Singapore's biggest new hospital with 1,000 beds will open on Saturday.
When it is fully open, Sengkang General Hospital (SKH) will significantly bump up the total number of public-sector acute beds from just over 8,600 now.
The next public general hospital to open will be in Woodlands, in 2022. The Ministry of Health (MOH) will then take a pause to plan for future healthcare needs, said Health Minister Gan Kim Yong yesterday.
SKH will start with 260 beds and increase to 500 in six months. The hospital is within walking distance of the Sengkang MRT station and linked directly to the LRT station.
The 400-bed Sengkang Community Hospital attached to SKH will open on Aug 28, as it takes a while for patients from the general hospital to need rehabilitation at a community hospital.
Announcing the dates at the SKH Campus Community Health Fair, Mr Gan said that as Singapore's population ages, there will be increased demand for healthcare services.
PAUSING TO THINK OF FUTURE NEEDS
Beyond Woodlands, we will take a bit of time to plan for future needs. Healthcare needs will expand, given the ageing population, but the care model may change. It is important to take a bit of time to plan for... future needs.
HEALTH MINISTER GAN KIM YONG, on MOH taking a pause to plan for future healthcare needs after the next public general hospital opens in Woodlands, in 2022.
The Government has been building more facilities across various sectors to meet this growing demand, he said. Since 2011, it has added 1,700 acute hospital beds and 1,200 community hospital beds. The hospitals in Sengkang will add another 1,400 beds to this.
They are part of the new generation of public general hospitals, starting with the 660-bed Khoo Teck Puat Hospital (KTPH) in Yishun which opened in 2010, and the 700-bed Ng Teng Fong General Hospital in Jurong East in 2015.
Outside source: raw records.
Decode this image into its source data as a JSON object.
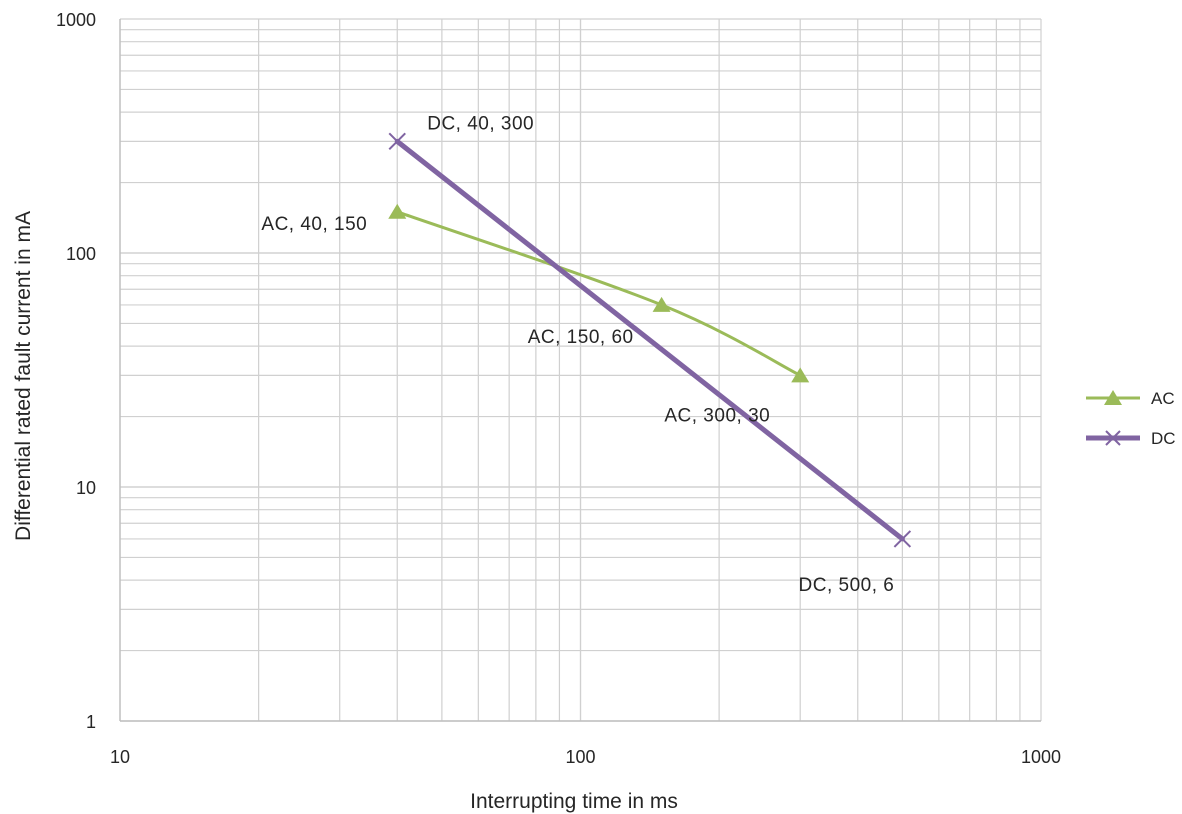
{
  "chart_data": {
    "type": "line",
    "xlabel": "Interrupting time in ms",
    "ylabel": "Differential rated fault current in mA",
    "x_scale": "log",
    "y_scale": "log",
    "xlim": [
      10,
      1000
    ],
    "ylim": [
      1,
      1000
    ],
    "x_ticks": [
      "10",
      "100",
      "1000"
    ],
    "y_ticks": [
      "1",
      "10",
      "100",
      "1000"
    ],
    "grid": true,
    "legend_position": "right",
    "series": [
      {
        "name": "AC",
        "color": "#9bbb59",
        "marker": "triangle",
        "points": [
          {
            "x": 40,
            "y": 150,
            "label": "AC,  40,  150"
          },
          {
            "x": 150,
            "y": 60,
            "label": "AC,  150,  60"
          },
          {
            "x": 300,
            "y": 30,
            "label": "AC,  300,  30"
          }
        ]
      },
      {
        "name": "DC",
        "color": "#8064a2",
        "marker": "x",
        "points": [
          {
            "x": 40,
            "y": 300,
            "label": "DC,  40,  300"
          },
          {
            "x": 500,
            "y": 6,
            "label": "DC,  500,  6"
          }
        ]
      }
    ]
  }
}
The Woodlands general hospital will add another 1,400 beds. It will be part of the Woodlands Health Campus, which will also have a community hospital and other healthcare facilities.
"Beyond Woodlands, we will take a bit of time to plan for future needs," said Mr Gan.
"Healthcare needs will expand, given the ageing population, but the care model may change. It is important to take a bit of time to plan for... future needs."
Dr Lam Pin Min, Senior Minister of State for Health and Transport, and MP for Sengkang West, said MOH is pushing for more ambulant care with shorter hospital stays, which could cut the need for hospital beds.
The average length of stay in public hospitals has already fallen from 5.9 days in 2015 to 5.5 days for the first half of this year.
Singapore faced a massive bed crunch in 2013 to 2014 as public hospitals struggled with full occupancy. Patients had to be housed along corridors and in converted carpark areas. Occupancy rates now hover around 90 per cent.
Dr Lam said the additional 1,000 acute hospital beds at SKH, which he expects to be fully opened within a year, will help with the rising demand for hospital care.
Admissions to public acute hospitals rose by about 5 per cent from 416,663 in 2016 to 436,882 last year.
Dr Lam said SKH will relieve the bed situation at KTPH and Tan Tock Seng Hospital, where many residents in the north-east now visit.
These hospitals now have the highest occupancy rates in Singapore, sometimes above 95 per cent. Most private hospitals aim for 70 per cent to 80 per cent occupancy rates.
Professor Christopher Cheng, chief executive officer of SKH, said should there be a surge in demand, the two Sengkang hospitals can add 200 to 300 more beds to the 1,400 they will offer.